I leaned over, scanning the water-soaked ground as I went. Ashlyn and he typhoon dragon followed close behind, neither saying a word. I appreciated their presence considering the mounting levels of dread.

Then I spotted it!

A small speck of silver at the base of a rotted tree. The branches hung so low, they created a curtain that almost blocked my view of the shimmering silver.

I rushed through the swamp-like environment, hurrying as fast as my legs would take me. The mud got so thick near the dead tree, that when I lifted my right foot, my boot was left behind. I didn’t care. I kept trudging forward until I eventually lost my left boot. Who needed boots, anyway?

“This place is scaring me,” Twain whispered. He snuggled close to me, his eyes wide.

After taking a deep breath, I pushed some of the branches aside and stepped closer to the trunk. The silver glittered, even though no light was shining here. The afternoon sun couldn’t pierce through the thick canopy of leaves.

With slow steps, I made my way over. Then I knelt next to the strange object.

It was the size of my pinkie, and half-buried in the mud. The silver had lines across it, like it had once belonged to a large object with a picture etched across it. Was this a puzzle piece?

No.

I set Twain down next to me. He arched his back and practically hissed at the swamp around us.

With my breath held, I reached for the sliver of silver. Right before I touched it, I jerked my hand away. The object had rizzel magic on it. I recognized the tendrils of magic. As a mimic arcanist, my innate ability was to sense magic, after all—I trusted my assessment more than any book or professor at Astra Academy.

This was a fragment from the Gates of Crossing.

But not any gate.

This was the gate used to open a pathway to the abyssal hells.

When I had destroyed the gate, pieces of it went shooting off in all directions. They had shot off with such force, they broke through the walls of the Academy. And they had traveled far. At least, from what I could remember.

This realization shook me. I stood, my heart hammering. I removed my right hand from my shoulder. My injury… it was still bleeding. Arcanists healed quickly due to the magic flowing through their body. Why wasn’t I healing now? Was it because that corpse had come stumbling out of the abyssal hells?

I turned on my heel, my eyes on the water all around the tree.

This ocean water…

It was from the abyssal hells, too.

The fragment was somehow summoning it all here with rizzel teleportation magic.

Ashlyn and Ecrib pushed aside the low-hanging branches and walked over to me. They had moved slowly enough that Ashlyn had managed to keep her boots.

“What’s going on?” she asked.

I pointed to the glittering bit of silver. “That’s a fragment from the Gates of Crossing. Not a normal gate. It’s from the gate that led to the abyssal hells.”
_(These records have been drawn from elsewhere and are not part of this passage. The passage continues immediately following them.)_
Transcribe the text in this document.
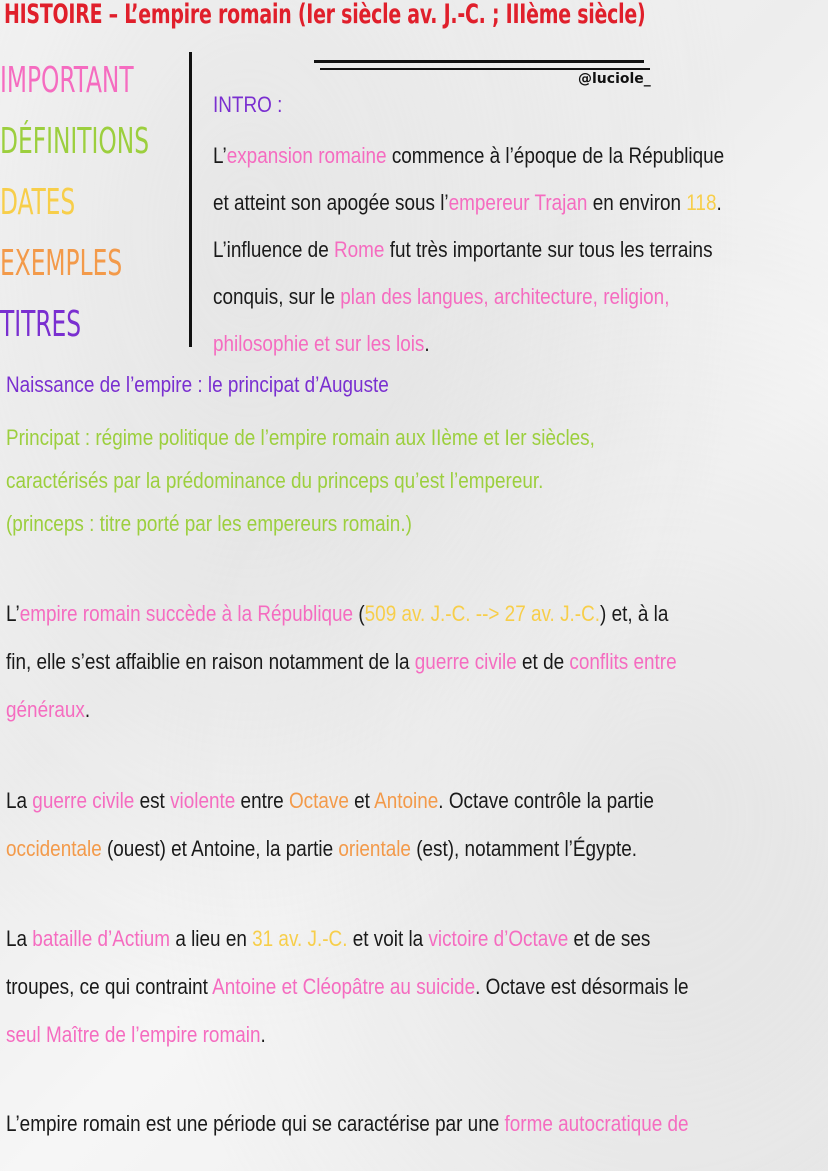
HISTOIRE – L’empire romain (Ier siècle av. J.-C. ; IIIème siècle)
IMPORTANT
DÉFINITIONS
DATES
EXEMPLES
TITRES
@luciole_
INTRO :
L’expansion romaine commence à l’époque de la République
et atteint son apogée sous l’empereur Trajan en environ 118.
L’influence de Rome fut très importante sur tous les terrains
conquis, sur le plan des langues, architecture, religion,
philosophie et sur les lois.
Naissance de l’empire : le principat d’Auguste
Principat : régime politique de l’empire romain aux IIème et Ier siècles,
caractérisés par la prédominance du princeps qu’est l’empereur.
(princeps : titre porté par les empereurs romain.)
L’empire romain succède à la République (509 av. J.-C. --> 27 av. J.-C.) et, à la
fin, elle s’est affaiblie en raison notamment de la guerre civile et de conflits entre
généraux.
La guerre civile est violente entre Octave et Antoine. Octave contrôle la partie
occidentale (ouest) et Antoine, la partie orientale (est), notamment l’Égypte.
La bataille d’Actium a lieu en 31 av. J.-C. et voit la victoire d’Octave et de ses
troupes, ce qui contraint Antoine et Cléopâtre au suicide. Octave est désormais le
seul Maître de l’empire romain.
L’empire romain est une période qui se caractérise par une forme autocratique de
Ashlyn’s eyes went wide, her eyebrows shooting to her hairline. Her eldrin flashed his fangs and flared his scales for a second time. With a glare, he stared down the tiny metal fragment. Twain leaned against my leg and stared up at me with a frown.

“You’re sure?” he asked.

“Very,” I muttered.

I wasn’t wrong. I knew. And if we didn’t remove the fragment, more disgusting creatures would show up in this area.

Some perhaps bigger and more powerful than the shambling corpse.